How do you do it and get your clothes dry in time?
There are 2 ways to tub-clean your dirty togs. If you’re taking a shower, you can always conserve water and throw your dirty clothes in the bottom of the tub to benefit from your shower water. I know it doesn’t sound glamorous, but it works if you just need to get your clothes clean quickly. Otherwise, here are a few steps involved in the bathtub method:
1) Run the water and plug the drain. Be sure to put enough water in the tub to just cover your clothing. I simply use the hotel soap, but you can always bring your own biodegradable laundry powder or laundry bar soap if you think ahead. On expeditions, we always have a little bio-soap on hand to hand-wash clothes in rivers.

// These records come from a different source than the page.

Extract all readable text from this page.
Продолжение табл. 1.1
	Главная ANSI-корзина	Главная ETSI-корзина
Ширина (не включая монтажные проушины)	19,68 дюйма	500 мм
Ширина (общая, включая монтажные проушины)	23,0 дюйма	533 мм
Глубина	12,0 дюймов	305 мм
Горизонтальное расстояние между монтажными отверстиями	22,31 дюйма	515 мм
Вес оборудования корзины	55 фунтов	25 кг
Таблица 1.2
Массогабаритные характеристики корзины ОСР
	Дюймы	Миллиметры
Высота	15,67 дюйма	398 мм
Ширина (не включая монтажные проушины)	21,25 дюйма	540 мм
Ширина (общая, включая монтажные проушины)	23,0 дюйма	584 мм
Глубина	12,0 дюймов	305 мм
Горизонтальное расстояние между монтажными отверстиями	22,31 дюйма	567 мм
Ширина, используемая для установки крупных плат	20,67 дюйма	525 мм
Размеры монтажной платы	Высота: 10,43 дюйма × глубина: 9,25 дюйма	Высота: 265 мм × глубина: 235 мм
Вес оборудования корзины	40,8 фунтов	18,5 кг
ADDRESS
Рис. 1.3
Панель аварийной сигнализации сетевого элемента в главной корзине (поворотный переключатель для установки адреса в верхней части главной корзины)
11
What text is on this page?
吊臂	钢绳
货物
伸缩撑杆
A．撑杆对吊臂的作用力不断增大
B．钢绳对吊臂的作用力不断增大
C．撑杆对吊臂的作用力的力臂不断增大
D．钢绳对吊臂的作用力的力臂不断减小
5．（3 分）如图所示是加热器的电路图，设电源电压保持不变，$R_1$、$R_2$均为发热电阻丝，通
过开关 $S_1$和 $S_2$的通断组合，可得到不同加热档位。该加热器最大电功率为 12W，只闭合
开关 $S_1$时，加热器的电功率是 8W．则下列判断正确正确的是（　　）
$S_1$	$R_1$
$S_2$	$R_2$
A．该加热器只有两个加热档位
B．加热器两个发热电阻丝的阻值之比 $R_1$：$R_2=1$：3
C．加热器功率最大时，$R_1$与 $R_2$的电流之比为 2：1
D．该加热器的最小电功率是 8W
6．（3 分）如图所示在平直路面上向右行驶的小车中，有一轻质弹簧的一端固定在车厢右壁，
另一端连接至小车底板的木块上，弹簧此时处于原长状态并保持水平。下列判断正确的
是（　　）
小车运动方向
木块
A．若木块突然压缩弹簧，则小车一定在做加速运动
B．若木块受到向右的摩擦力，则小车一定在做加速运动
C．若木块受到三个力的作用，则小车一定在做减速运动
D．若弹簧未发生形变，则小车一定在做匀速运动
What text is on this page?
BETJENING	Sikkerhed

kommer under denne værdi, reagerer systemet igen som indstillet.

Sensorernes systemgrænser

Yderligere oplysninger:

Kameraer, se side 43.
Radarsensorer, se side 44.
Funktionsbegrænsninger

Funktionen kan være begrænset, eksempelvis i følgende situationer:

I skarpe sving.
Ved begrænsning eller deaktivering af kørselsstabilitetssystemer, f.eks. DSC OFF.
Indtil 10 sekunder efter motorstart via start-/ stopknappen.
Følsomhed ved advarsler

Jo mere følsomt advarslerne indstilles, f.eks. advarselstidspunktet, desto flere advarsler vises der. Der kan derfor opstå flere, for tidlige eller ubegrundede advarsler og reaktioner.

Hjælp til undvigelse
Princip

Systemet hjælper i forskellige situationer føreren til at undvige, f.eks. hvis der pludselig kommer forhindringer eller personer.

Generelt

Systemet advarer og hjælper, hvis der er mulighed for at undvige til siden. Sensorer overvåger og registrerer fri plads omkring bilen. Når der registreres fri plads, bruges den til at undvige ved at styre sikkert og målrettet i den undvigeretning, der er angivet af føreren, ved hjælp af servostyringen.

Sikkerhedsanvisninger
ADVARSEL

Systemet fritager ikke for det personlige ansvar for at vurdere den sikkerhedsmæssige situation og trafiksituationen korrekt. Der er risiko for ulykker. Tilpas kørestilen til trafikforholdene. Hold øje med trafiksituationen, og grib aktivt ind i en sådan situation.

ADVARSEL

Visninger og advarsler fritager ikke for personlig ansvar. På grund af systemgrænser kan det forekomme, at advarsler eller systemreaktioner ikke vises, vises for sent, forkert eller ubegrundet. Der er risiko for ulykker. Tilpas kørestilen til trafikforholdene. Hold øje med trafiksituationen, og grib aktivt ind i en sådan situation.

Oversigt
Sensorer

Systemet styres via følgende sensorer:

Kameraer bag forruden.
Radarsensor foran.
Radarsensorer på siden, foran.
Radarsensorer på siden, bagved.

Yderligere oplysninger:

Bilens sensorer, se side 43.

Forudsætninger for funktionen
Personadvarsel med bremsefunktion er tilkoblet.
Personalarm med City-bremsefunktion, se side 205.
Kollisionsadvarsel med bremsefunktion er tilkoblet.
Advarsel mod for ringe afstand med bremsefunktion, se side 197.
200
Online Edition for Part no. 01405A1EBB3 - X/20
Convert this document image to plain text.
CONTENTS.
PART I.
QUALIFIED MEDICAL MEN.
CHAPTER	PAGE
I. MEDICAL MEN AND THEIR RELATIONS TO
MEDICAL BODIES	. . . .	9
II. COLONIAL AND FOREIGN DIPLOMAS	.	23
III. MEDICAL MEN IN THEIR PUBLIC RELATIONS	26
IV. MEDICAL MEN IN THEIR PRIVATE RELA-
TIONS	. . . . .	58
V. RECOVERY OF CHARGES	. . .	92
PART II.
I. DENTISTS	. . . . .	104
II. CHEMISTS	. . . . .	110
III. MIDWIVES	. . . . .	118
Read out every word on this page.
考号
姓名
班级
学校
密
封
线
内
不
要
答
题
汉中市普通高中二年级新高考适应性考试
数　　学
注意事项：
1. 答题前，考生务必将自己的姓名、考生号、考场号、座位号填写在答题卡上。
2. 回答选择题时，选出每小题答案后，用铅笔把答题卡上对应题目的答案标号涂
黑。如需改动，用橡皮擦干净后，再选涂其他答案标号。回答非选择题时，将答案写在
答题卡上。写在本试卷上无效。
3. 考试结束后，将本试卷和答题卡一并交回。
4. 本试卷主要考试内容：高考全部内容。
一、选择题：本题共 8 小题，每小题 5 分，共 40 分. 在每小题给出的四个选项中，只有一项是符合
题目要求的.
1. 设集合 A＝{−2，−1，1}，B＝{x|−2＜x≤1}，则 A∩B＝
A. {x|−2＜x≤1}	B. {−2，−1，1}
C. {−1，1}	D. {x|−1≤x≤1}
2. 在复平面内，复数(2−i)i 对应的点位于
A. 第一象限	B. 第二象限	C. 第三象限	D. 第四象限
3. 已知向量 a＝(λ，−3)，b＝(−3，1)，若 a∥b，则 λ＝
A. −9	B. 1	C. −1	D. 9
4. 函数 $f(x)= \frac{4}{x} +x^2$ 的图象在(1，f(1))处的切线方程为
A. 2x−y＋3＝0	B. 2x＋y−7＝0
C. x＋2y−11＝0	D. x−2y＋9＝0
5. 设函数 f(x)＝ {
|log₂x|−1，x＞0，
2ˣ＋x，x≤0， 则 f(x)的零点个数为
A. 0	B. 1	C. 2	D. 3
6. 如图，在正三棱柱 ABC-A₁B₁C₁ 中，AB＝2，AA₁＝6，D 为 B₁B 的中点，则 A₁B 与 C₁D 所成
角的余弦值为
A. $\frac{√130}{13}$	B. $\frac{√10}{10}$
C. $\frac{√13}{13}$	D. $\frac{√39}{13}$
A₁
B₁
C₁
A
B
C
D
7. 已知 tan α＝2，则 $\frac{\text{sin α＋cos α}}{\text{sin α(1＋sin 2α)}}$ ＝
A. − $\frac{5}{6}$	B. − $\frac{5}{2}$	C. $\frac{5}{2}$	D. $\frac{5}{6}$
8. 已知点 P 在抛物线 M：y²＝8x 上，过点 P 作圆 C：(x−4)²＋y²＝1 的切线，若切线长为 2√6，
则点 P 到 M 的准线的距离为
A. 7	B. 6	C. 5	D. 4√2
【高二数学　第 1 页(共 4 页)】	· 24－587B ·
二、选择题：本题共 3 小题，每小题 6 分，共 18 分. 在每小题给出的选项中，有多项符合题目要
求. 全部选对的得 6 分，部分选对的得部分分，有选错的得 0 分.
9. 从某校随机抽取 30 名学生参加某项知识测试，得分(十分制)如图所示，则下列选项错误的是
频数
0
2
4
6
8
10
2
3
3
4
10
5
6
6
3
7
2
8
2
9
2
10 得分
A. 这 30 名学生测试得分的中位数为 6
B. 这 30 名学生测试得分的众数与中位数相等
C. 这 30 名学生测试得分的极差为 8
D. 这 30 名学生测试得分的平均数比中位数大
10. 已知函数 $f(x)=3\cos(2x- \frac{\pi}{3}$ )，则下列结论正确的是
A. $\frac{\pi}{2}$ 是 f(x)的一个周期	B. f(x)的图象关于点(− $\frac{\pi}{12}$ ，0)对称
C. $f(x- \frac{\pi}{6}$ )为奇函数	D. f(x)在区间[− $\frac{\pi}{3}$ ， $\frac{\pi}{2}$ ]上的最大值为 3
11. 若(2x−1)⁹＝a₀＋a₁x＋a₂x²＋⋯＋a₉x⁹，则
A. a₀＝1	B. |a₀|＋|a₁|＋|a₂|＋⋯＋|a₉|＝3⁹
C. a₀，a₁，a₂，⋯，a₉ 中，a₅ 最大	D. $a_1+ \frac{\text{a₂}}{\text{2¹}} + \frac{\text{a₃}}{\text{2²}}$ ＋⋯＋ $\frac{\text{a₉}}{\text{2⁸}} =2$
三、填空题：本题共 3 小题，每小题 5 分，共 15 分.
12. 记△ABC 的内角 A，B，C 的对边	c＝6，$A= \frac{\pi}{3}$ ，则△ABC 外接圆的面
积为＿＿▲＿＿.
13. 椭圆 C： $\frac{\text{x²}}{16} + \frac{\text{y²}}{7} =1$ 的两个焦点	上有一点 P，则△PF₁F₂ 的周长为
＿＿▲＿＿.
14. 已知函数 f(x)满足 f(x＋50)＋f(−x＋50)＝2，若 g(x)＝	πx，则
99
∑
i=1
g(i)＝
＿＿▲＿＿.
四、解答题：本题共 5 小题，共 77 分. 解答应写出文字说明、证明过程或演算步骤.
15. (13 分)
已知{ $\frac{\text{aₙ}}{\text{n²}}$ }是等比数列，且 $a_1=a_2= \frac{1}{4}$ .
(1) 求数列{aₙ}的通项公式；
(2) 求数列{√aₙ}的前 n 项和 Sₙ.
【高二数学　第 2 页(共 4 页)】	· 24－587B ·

2) My friends in Nepal let the clothes soak for a few minutes. Then you can rub it all over the clothing, and scrub around the really dirty areas.
3) Next, get your children in the tub and let them walk all over your clothing. It’s a fun game for them and massages their feet. If you have no children around, do it yourself or you can “agitate” your clothes by hand, too. One reader told me she does bathtub laundry at home and uses a spare toilet plunger for her “agitation cycle.” Be sure to hand scrub your dirty areas by hand with your soap.
4) Drain the dirty water and run more water over your clothes to fully rinse them out. You might need to rinse twice if you’ve used a lot of soap.
5) Wring each piece of clothing out and then hang them to dry over the tub. Depending on your climate, you should have dry clothes in a few hours, almost as long as it would’ve taken you to take your clothing to a laundry service to do it for you.
And the price is right.
I’m no fan of doing laundry, mostly because I know in developed countries we do way too much of it and our microplastic-laden clothes are contributing to our toxic shorelines. Hand-washing means you’ll really only wash those clothes if you absolutely have to, not just because you wore them once.
We like this system because it’s cheap, it didn’t require any plastic, we get a little exercise doing the laundry, and it conserves water when we use our own shower water for the first part of your washing cycle, to just get the clothes wet. For a family of 4 traveling in the Himalaya, hand-washing is a regular part of our routine. Try it for a week, and you’ll start thinking about the water, the soap, where it goes, and how often it actually needs to be done. Do you hand-wash when you travel? What tips can you share?